Microsoft officially pulls the plug on Project Astoria

Rapid Susan
Posted on February 26, 2016, 5:03 am
3 mins

Microsoft has officially pulled the plug on Project Astoria, a set of four new software development toolkits by Microsoft to make it easy for developers to bring their code for the Web, .NET, Win32, iOS and Android to the Windows Store with minimal code modifications.

The idea was to enable developers to start with an existing code base such as Android or iOS, integrate with the Universal Windows Platform capabilities, and then distribute their new application through the Windows Store.

Project Astoria Bridges was part of the “Bridge” strategy to provide developers with tools to accelerate bringing their apps to Windows 10 devices.

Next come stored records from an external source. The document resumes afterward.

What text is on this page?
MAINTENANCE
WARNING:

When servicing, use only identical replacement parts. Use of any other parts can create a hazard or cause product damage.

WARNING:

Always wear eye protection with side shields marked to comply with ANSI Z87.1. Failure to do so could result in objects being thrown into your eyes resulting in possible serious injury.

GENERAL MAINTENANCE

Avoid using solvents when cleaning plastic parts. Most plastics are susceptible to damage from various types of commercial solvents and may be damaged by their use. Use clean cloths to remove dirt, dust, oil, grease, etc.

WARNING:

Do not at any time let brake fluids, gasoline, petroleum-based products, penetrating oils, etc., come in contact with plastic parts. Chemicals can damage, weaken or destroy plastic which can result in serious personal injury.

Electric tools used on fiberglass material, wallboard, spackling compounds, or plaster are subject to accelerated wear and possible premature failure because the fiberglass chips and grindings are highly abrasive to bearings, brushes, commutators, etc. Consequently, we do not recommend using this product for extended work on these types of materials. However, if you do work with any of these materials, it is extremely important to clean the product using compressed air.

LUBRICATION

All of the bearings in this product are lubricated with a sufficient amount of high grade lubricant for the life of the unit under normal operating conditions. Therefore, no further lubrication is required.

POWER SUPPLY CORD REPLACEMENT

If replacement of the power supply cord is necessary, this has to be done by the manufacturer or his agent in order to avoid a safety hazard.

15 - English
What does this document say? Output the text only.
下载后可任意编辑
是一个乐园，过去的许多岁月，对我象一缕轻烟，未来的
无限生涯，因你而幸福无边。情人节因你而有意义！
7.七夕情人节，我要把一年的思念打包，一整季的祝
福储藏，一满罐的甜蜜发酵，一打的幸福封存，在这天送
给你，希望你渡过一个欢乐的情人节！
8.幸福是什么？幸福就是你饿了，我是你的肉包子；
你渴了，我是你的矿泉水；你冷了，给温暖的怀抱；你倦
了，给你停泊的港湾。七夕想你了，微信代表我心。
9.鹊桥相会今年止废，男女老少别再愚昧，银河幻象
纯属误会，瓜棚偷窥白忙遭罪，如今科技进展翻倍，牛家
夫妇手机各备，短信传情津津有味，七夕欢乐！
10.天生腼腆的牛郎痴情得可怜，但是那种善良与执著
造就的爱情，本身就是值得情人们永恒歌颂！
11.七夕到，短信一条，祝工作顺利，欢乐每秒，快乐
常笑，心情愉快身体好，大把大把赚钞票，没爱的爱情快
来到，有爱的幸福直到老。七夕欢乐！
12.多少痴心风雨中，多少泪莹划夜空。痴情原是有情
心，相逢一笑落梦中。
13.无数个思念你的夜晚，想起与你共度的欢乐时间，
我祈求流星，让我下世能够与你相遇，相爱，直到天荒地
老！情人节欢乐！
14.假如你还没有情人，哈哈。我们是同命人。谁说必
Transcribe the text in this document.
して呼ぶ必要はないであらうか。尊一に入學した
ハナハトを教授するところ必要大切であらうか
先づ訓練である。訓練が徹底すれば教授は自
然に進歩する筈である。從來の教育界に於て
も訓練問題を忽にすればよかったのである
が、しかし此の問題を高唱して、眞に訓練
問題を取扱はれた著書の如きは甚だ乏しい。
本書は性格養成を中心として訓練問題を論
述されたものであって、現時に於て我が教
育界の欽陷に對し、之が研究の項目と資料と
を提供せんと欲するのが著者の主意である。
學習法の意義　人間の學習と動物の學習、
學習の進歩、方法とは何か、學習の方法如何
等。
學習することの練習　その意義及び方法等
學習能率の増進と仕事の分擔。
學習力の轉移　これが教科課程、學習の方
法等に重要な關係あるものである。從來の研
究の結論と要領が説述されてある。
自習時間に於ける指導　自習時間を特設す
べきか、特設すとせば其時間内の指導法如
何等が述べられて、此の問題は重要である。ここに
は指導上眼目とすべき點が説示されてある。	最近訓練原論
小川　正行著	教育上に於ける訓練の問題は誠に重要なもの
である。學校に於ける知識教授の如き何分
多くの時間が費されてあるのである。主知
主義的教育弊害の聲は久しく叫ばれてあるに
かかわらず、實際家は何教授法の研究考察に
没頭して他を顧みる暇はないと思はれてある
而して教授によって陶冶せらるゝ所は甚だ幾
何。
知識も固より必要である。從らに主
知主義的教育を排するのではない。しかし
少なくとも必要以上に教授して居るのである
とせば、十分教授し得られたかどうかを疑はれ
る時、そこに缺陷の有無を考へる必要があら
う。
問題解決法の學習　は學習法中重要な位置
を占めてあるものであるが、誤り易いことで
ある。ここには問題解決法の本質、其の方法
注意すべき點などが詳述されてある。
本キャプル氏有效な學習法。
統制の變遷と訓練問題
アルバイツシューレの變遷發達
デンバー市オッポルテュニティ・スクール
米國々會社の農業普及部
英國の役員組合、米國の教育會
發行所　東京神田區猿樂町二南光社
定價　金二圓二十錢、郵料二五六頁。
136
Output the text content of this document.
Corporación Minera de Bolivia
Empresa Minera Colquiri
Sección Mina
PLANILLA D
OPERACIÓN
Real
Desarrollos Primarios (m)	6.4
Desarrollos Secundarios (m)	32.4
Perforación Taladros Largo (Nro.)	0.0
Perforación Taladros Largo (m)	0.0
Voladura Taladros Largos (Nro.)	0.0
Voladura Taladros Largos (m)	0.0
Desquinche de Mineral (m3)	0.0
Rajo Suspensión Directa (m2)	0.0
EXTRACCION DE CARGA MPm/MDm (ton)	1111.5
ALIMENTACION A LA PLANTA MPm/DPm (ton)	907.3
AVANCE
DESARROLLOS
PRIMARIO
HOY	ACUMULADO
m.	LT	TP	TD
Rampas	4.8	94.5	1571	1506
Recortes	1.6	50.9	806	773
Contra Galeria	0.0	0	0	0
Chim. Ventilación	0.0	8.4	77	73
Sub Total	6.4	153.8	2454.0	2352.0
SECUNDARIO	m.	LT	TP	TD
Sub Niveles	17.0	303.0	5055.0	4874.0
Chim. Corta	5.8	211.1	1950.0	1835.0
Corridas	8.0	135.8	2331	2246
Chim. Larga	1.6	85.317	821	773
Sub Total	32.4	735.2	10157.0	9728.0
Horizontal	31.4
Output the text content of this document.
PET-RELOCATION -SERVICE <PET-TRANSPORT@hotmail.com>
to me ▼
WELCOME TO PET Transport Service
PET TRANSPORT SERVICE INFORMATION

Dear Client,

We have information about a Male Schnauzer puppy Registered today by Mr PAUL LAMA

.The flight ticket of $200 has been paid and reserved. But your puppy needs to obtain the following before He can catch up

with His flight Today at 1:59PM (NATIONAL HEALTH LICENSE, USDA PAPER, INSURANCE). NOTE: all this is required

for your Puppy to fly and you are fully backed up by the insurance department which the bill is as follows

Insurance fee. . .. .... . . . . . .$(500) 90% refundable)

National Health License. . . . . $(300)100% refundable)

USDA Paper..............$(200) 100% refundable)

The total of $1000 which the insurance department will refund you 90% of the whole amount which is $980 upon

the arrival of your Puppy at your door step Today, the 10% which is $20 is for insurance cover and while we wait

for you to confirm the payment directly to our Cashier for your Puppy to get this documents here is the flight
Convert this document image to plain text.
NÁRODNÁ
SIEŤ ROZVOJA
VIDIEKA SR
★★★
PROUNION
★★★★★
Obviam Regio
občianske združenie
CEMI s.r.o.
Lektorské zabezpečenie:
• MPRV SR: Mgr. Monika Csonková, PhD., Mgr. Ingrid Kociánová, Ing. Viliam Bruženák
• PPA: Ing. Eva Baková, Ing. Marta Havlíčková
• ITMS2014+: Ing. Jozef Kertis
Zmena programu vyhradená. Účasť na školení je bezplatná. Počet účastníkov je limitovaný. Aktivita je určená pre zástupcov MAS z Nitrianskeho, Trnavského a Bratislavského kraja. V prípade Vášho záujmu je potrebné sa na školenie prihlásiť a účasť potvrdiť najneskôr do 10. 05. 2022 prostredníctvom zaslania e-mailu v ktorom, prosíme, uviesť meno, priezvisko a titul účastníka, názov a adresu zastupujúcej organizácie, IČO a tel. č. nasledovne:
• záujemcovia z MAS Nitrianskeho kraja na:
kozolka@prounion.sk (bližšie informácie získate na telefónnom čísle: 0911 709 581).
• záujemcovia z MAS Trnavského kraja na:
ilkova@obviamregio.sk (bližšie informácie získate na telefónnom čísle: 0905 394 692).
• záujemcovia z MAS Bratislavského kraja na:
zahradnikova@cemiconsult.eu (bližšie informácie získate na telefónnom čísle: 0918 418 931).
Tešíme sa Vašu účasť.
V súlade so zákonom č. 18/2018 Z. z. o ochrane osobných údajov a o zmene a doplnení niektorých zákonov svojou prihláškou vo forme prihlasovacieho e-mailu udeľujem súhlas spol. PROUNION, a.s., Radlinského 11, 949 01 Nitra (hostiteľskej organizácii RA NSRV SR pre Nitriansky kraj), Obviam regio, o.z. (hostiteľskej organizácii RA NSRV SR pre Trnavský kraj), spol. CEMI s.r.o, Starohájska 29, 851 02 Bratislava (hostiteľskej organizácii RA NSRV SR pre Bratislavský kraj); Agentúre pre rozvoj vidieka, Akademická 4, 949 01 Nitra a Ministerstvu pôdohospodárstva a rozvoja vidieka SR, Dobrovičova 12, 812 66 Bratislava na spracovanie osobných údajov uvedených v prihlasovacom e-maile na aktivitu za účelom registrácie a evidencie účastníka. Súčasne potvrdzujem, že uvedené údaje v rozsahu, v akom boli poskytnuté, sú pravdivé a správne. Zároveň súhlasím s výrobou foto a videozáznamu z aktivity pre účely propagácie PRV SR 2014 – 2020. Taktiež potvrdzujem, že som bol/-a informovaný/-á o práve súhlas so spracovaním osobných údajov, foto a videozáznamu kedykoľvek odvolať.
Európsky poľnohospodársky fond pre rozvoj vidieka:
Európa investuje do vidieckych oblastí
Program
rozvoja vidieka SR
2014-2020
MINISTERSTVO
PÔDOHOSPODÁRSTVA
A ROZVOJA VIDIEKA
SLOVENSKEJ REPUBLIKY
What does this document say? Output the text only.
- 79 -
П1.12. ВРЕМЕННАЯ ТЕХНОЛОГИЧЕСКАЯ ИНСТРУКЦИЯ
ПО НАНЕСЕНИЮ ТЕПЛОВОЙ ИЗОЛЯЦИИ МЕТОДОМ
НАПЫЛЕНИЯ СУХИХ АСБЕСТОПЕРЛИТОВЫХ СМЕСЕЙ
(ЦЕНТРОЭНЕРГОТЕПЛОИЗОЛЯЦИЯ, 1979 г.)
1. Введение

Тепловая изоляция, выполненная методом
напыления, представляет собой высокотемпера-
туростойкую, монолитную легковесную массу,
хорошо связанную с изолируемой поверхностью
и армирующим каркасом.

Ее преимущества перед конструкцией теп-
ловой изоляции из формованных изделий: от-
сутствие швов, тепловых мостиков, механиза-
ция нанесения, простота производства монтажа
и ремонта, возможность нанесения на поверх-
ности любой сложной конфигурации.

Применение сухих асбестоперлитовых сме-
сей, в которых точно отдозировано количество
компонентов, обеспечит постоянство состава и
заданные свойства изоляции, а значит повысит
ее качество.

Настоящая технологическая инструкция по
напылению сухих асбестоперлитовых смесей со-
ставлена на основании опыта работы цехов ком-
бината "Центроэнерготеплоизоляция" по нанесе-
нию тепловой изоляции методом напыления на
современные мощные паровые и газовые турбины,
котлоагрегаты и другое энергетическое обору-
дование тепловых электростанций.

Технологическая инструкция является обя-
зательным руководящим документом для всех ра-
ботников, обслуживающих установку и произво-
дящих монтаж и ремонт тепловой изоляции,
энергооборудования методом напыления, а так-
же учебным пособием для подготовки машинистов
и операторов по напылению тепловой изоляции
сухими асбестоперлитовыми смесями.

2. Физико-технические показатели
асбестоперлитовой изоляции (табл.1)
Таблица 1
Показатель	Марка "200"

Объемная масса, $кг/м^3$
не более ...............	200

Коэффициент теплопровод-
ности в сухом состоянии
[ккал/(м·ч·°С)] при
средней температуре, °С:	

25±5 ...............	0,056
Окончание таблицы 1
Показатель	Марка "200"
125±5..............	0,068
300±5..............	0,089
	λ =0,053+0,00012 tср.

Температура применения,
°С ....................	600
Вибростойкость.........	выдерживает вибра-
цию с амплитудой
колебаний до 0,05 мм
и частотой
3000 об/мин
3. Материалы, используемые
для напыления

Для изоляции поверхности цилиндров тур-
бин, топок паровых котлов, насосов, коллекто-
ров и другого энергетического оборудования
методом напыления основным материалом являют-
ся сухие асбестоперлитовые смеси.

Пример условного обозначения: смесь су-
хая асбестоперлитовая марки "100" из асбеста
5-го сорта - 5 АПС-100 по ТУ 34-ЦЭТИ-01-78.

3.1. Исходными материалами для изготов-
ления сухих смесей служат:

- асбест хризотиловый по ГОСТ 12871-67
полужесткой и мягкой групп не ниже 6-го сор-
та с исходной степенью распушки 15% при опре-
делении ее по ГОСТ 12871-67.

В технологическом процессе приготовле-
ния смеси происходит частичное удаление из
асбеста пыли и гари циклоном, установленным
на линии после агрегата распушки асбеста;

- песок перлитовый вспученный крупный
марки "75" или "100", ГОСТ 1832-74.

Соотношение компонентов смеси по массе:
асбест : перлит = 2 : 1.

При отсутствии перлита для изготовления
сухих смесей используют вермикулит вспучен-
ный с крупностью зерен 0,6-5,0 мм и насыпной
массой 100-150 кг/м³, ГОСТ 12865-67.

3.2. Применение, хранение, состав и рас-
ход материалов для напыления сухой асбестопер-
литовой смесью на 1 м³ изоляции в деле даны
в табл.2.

“We received a lot of feedback that having two Bridge technologies to bring code from mobile operating systems to Windows was unnecessary, and the choice between them could be confusing. We have carefully considered this feedback and decided that we would focus our efforts on the Windows Bridge for iOS and make it the single Bridge option for bringing mobile code to all Windows 10 devices, including Xbox and PCs. For those developers who spent time investigating the Android Bridge, we strongly encourage you to take a look at the iOS Bridge and Xamarin as great solutions.”

Microsoft state that the other three bridges will continue to be developed.

  • The Web Bridge (Hosted Web Apps) helps bring HTML and JavaScript web-based apps to the Windows Store and takes advantage of the rich capabilities of the Windows platform, such as Live Tiles, Cortana integration, in-app purchase capabilities and more. This shipped as part of the standard Windows 10 SDK in July.
  • Project “Centennial” helps bring existing Win32 and .NET-based apps to the Windows Store and is in testing with a set of developers now. The company will release an early iteration of the tools soon, and will then expand the program and support a broader range of developers.
  • The Windows Bridge for iOS (project “Islandwood”), enables developers to bring Objective-C iOS apps to the Windows Store, was released to GitHub as an open source project in August andhas received frequent updates. Just last week, Microsoft released an update which included the first ARM32 preview compiler drop.